How much impact might Japan's earthquake, tsunami and ongoing nuclear crisis have on the global real estatemarket? In the short-term, more than you might think.
While Japan has long been outranked by the U.S., the U.K. and several other countries on the list of preferred markets for commercial real estate acquisitions, up until now, it still held some appeal. In the 19th annual foreign investor survey published this January by the Association of Foreign Investors in Real Estate (AFIRE), Japan ranked seventh on the list of countries earmarked for 2011 acquisition plans. The survey polls approximately 200 investors with more than $842 billion in global real estate holdings.
In 2010, Japan ranked fifth in the world in terms of commercial real estate investment transactions, with $25 billion in volume and 513 properties trading hands, according to Real Capital Analytics (RCA), a New York City-based research firm. What's more, Tokyo ranked second on the list of top 30 cities for commercial real estate investment, with $18.9 billion, placing it between London and New York.
Now, however, with the country still dealing with the destruction caused by the earthquake and tsunami and the uncertainty surrounding the fallout from the accident at the Fukushima Daiichi nuclear plant, many global investors have taken a wait-and-see approach on new investment in Japan. In the mean time, their investment dollars still need to be put to work. Most of that money will be redirected toward other Asian countries such as South Korea, China and Singapore.
Some of it might also find its way into the U.S., especially in markets with large Asian populations, such as. For example, Gerry Mason, executive managing director with the New York City office of Savills, a global real estate services provider, mentions that in recent weeks he's been working with a new Korean investor and an investor from Singapore looking to acquire assets in New York City.

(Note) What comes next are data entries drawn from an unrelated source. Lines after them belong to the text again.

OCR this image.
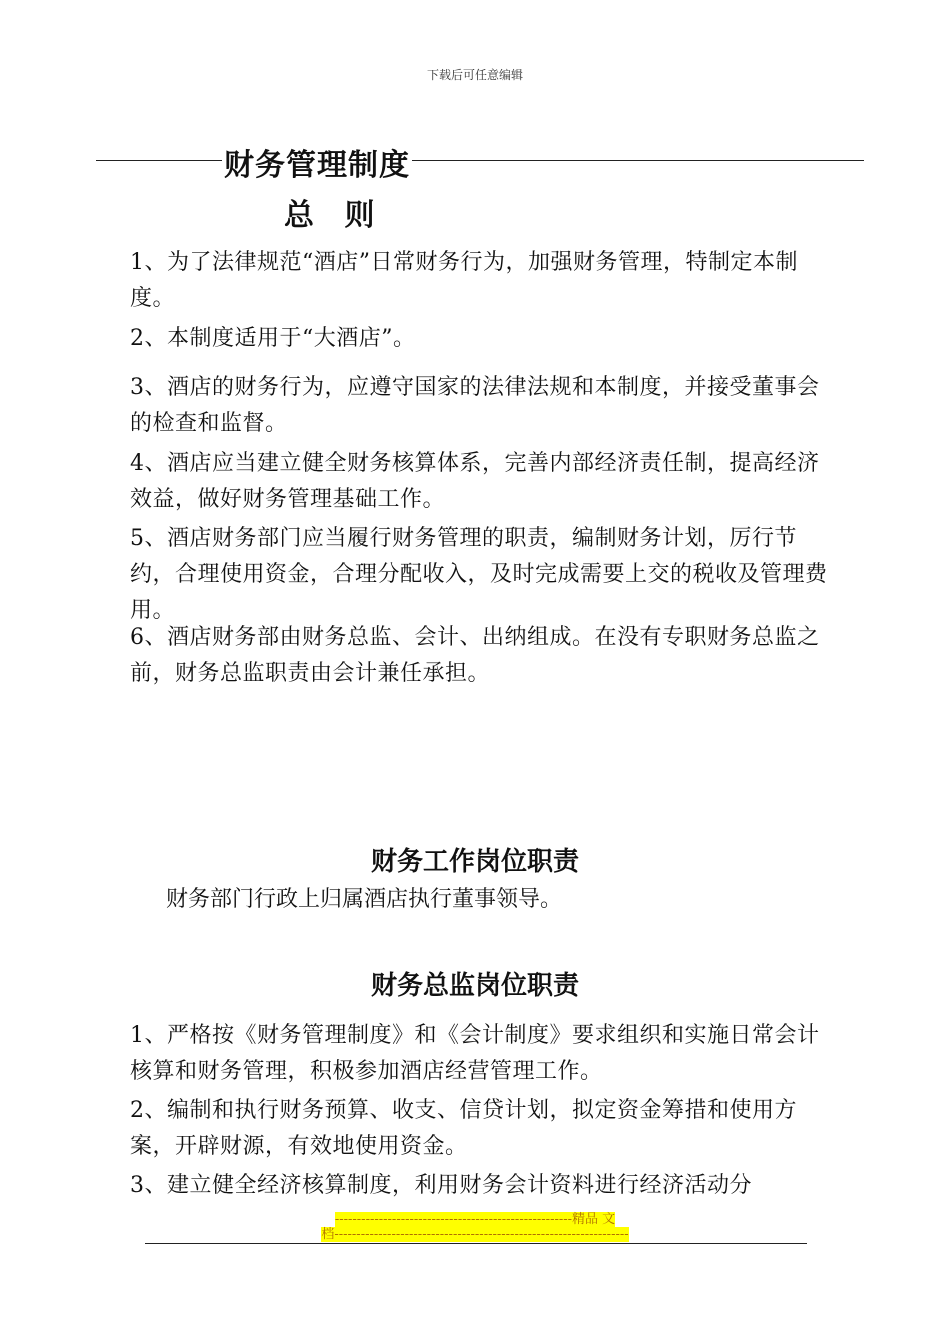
下载后可任意编辑
财务管理制度
总 则

1、为了法律规范“酒店”日常财务行为，加强财务管理，特制定本制度。

2、本制度适用于“大酒店”。

3、酒店的财务行为，应遵守国家的法律法规和本制度，并接受董事会的检查和监督。

4、酒店应当建立健全财务核算体系，完善内部经济责任制，提高经济效益，做好财务管理基础工作。

5、酒店财务部门应当履行财务管理的职责，编制财务计划，厉行节约，合理使用资金，合理分配收入，及时完成需要上交的税收及管理费用。

6、酒店财务部由财务总监、会计、出纳组成。在没有专职财务总监之前，财务总监职责由会计兼任承担。

财务工作岗位职责

财务部门行政上归属酒店执行董事领导。

财务总监岗位职责

1、严格按《财务管理制度》和《会计制度》要求组织和实施日常会计核算和财务管理，积极参加酒店经营管理工作。

2、编制和执行财务预算、收支、信贷计划，拟定资金筹措和使用方案，开辟财源，有效地使用资金。

3、建立健全经济核算制度，利用财务会计资料进行经济活动分

------------------------------------------------------精品 文
档-------------------------------------------------------------------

“Japan is one of the largest investment markets in the world and I think everybody has sort of turned away from the biggest Asian player,” Mason says. “This has redirected money from Japan, and from South Asia. We are seeing more Asian investors interested in the U.S. and I think it's going to keep prices high in major markets, particularly Los Angeles and New York.”
Waiting it out
For the past month, global investors have been postponing decisions on new acquisitions in Japan, says David J. Lynn, managing director and head of investment strategy in the New York office of ING Clarion Partners. The Japanese city most affected by the disaster has been Sendai, but Sendai never attracted a lot of interest from cross-border institutional investors anyway, Lynn notes. Tokyo, however, the primary market for global investors, might be affected by the fallout from the nuclear accident and that's why people feel skittish about buying properties there today.

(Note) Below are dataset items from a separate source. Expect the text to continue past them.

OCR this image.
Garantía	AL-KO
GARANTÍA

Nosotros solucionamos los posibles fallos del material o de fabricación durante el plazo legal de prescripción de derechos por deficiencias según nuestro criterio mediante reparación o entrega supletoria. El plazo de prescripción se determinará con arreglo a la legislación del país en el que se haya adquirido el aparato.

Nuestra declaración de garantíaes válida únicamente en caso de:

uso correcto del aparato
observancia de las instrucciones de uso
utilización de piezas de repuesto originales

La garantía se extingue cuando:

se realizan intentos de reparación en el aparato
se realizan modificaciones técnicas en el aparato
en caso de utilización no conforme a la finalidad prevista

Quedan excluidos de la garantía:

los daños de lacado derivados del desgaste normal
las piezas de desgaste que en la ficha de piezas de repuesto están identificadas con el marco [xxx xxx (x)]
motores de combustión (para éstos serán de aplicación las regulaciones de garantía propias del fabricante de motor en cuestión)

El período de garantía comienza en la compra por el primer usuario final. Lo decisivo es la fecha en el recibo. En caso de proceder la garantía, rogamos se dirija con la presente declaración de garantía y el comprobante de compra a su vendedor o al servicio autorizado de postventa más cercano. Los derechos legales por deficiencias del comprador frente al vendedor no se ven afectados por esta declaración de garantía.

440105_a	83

On Apr. 17, executives with the Tokyo Electric Power Co. said it might take six to nine months to fix the problems at the Fukushima nuclear plant, which is located about 150 miles away from the capital.

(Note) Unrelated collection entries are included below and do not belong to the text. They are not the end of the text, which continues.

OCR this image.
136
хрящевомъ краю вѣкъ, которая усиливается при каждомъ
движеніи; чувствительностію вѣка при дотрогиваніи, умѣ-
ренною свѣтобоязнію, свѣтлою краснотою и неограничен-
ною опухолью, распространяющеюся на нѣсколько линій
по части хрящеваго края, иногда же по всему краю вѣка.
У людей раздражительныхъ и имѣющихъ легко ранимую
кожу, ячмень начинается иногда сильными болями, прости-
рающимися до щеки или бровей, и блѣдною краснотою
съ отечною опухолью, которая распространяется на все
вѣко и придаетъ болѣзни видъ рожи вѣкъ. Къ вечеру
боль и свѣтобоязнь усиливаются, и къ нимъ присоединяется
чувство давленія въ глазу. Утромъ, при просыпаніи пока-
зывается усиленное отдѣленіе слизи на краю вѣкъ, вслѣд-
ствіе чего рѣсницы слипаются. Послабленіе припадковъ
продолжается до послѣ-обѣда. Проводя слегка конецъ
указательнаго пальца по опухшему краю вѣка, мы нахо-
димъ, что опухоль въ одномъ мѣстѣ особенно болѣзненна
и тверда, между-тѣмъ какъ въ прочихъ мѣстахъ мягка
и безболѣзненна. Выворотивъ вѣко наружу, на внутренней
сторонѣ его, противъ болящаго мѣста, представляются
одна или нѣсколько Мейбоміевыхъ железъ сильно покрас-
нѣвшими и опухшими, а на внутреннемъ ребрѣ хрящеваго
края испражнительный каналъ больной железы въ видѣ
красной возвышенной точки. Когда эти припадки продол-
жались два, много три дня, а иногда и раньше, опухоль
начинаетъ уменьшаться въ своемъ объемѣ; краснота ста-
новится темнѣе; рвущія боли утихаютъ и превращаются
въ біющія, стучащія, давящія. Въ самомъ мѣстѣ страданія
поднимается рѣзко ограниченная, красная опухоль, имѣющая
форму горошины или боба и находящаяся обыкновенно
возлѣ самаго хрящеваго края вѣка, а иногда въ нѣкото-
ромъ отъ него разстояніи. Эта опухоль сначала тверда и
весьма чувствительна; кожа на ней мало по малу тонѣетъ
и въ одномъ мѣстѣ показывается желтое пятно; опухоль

Global investors' interest in Japan has been on the decline for over a decade because of the low rate of economic growth there, and this will only accelerate the trend, according to Lynn. In spite of offering yields north of 5.5 percent, Japanese commercial properties remained overlooked by cross-border investors last year, reports RCA.
“People might say ‘not only does Japan not show any growth anymore, it also has these issues,’” Lynn notes. “I don't think people will cash out [of existing investments], but in terms of new investments, they will probably be delayed for a few more months.”
East to West
The crisis in Japan has come at a time when the U.S. was already at the top of the list for global investors in commercial real estate, says Lynn. The market has bounced back strongly from the recent downturn and it also boasts transparency and easy-to-follow government regulations, unlike many Asian and European countries where codes governing real estate acquisitions are often byzantine.
In 2010, the U.S. ranked second in the world in commercial real estate transactions, with $112.5 billion involume and 4,459 properties trading hands, reports RCA. China came in first, with $197.1 billion in deals.
Most of the interest in U.S. properties has been coming from China, Malaysia, Singapore and South Korea, according to Russ Chen, senior managing director of sales and leasing with Charles Dunn Real Estate Services Inc., a Los Angeles-basedfirm.
Asian investors particularly prefer multi-tenant retail centers in communities with heavy Asian populations, says Rich Walter, president of Faris Lee Investments, an Irvine, Calif.-based retail investment brokerage firm. They seek out properties on the West and East coasts, and typically feel more comfortable with urban settings.
Walter notes that over the past year, he was already witnessing a 15 to 20 percent increase in inquiries from Asian clients looking to invest in U.S. assets. Most of these transactions have been under $15 million, but they are often all cash.